By deploying KDB.AI with cuVS, you can scale vector workloads across millions of records, reduce CPU load, and accelerate inference pipelines – all while using the familiar KDB.AI interface and APIs.

Getting started

Prerequisites

System requirements

Ensure your host system meets these requirements:

Component Requirement
Operating System Linux kernel 4.18 or newer (Ubuntu 20.04+, RHEL 8+, CentOS 8+)
CPU x86_64 (AMD64) architecture; up to 24 cores (Standard Edition limit)
GPU Ampere architecture or newer (e.g. A100/H100, 40 GB+ VRAM) recommended for large-scale datasets. VRAM requirements vary with index size.
GPU Driver Nvidia driver ≥ 580 (Linux). Refer to CUDA compatibility for details

ARM not supported

Unlike the kdbai-db image, which is multi-architecture (supports both ARM and x86_64), kdbai-db-cuvs requires an x86_64 (AMD64) host. ARM architectures (including Apple Silicon) are not supported.

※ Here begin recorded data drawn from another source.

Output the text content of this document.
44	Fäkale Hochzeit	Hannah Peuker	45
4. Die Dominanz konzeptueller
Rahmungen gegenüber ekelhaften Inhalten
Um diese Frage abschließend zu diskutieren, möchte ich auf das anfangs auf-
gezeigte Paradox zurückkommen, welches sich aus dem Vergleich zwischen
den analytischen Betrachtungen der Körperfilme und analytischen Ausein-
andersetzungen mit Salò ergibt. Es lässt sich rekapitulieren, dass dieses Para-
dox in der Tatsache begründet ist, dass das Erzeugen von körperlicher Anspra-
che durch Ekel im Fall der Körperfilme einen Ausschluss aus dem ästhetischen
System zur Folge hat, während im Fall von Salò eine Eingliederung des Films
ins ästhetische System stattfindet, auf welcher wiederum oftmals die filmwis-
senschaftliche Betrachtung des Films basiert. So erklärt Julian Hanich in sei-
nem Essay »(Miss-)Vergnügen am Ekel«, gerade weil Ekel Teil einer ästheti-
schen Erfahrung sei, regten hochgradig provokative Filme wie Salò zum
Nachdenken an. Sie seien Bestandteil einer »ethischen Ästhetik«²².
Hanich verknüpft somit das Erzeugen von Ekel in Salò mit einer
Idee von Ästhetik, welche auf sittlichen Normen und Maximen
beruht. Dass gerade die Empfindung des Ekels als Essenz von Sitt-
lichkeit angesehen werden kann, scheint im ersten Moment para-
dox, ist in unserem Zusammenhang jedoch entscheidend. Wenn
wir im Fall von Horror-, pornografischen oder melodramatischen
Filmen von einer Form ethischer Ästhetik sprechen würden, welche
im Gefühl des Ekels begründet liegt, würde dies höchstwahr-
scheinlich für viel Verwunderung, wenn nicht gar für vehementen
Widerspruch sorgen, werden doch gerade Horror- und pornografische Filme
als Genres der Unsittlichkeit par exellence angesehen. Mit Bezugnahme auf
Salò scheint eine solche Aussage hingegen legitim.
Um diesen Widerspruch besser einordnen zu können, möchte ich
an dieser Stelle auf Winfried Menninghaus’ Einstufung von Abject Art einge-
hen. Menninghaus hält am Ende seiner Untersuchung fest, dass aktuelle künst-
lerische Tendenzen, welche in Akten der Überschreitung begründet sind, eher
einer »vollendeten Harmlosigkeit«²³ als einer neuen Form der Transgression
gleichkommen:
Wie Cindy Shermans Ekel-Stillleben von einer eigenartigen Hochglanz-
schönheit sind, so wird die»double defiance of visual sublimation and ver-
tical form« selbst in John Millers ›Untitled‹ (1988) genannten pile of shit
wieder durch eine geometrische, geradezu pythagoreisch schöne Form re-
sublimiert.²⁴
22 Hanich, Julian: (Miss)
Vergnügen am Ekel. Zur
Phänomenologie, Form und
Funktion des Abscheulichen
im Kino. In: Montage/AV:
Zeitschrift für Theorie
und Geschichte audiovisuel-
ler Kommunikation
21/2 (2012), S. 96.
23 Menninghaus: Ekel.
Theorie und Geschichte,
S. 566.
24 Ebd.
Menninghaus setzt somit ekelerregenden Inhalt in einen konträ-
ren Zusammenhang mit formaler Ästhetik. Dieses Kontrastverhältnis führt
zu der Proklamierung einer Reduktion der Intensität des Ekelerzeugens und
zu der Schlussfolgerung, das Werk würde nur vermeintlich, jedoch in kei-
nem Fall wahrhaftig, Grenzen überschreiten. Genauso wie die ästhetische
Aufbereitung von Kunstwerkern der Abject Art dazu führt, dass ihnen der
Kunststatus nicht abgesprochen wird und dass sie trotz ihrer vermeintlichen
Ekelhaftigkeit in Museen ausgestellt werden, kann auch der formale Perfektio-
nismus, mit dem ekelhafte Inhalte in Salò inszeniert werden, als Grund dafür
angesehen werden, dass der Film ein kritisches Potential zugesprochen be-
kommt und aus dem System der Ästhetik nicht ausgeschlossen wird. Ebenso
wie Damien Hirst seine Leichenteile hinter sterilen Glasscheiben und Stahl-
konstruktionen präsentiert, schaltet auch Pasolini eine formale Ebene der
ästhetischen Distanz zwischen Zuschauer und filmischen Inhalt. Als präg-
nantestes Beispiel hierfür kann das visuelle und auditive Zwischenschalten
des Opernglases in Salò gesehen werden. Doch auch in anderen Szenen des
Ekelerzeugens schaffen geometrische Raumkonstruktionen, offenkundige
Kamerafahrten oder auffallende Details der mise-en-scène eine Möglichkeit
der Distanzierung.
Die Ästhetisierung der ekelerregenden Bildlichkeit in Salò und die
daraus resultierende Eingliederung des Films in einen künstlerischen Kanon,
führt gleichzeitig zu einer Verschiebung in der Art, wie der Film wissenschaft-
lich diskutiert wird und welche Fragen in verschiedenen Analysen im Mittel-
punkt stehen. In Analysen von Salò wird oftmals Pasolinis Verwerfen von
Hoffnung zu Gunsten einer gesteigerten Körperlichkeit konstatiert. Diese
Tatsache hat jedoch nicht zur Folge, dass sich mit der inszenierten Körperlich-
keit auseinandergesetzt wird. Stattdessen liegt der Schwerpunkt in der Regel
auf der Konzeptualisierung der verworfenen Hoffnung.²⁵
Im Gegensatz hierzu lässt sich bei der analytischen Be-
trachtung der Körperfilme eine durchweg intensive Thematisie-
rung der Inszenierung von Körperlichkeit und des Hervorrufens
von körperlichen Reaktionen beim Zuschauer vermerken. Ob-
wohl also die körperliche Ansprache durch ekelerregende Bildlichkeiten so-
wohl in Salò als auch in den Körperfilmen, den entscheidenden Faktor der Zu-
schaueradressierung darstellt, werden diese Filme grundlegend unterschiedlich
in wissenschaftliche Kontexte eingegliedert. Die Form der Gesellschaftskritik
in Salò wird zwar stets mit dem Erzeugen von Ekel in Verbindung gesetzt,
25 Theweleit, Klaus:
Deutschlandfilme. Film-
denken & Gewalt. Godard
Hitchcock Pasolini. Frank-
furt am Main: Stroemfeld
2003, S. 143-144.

For a full overview, refer to the CUDA compatibility guide.

Software requirements

Nvidia container toolkit
  • Version 1.11 or newer – provides GPU support within your container engine.
  • Supported container engines are Docker, Containerd, CRI-O, and Podman. Refer to supported platforms for version requirements.
  • Install the container toolkit by following Nvidia's official installation guide.

Once installed, verify your installation:

docker run --rm --gpus all nvidia/cuda:13.1.0-base-ubuntu22.04 nvidia-smi

Ensure your GPUs are listed and the driver version meets requirements.

KDB.AI client

The standard kdbai-client python package works with kdbai-db-cuvs. No additional client is required. Refer to Pre-requisites for installation details.

Account and license

New users

If you haven't signed up yet, follow the KDB.AI Server setup guide – this covers registration, Docker login, and obtaining your license key.

Existing users

If you're already running kdbai-db, your existing KDB_LICENSE_B64 (or KDB_K4LICENSE_B64) from your Welcome email works with kdbai-db-cuvs. No additional license is required. Replace kdbai-db with kdbai-db-cuvs in your Docker run command.

In both cases, export your license key before running the container:

export KDB_LICENSE_B64=<your-license-from-welcome-email>

Run the container

Separate image required

This guide requires the kdbai-db-cuvs image, which is not the standard kdbai-db image. It is a larger image that bundles all required GPU and cuVS dependencies.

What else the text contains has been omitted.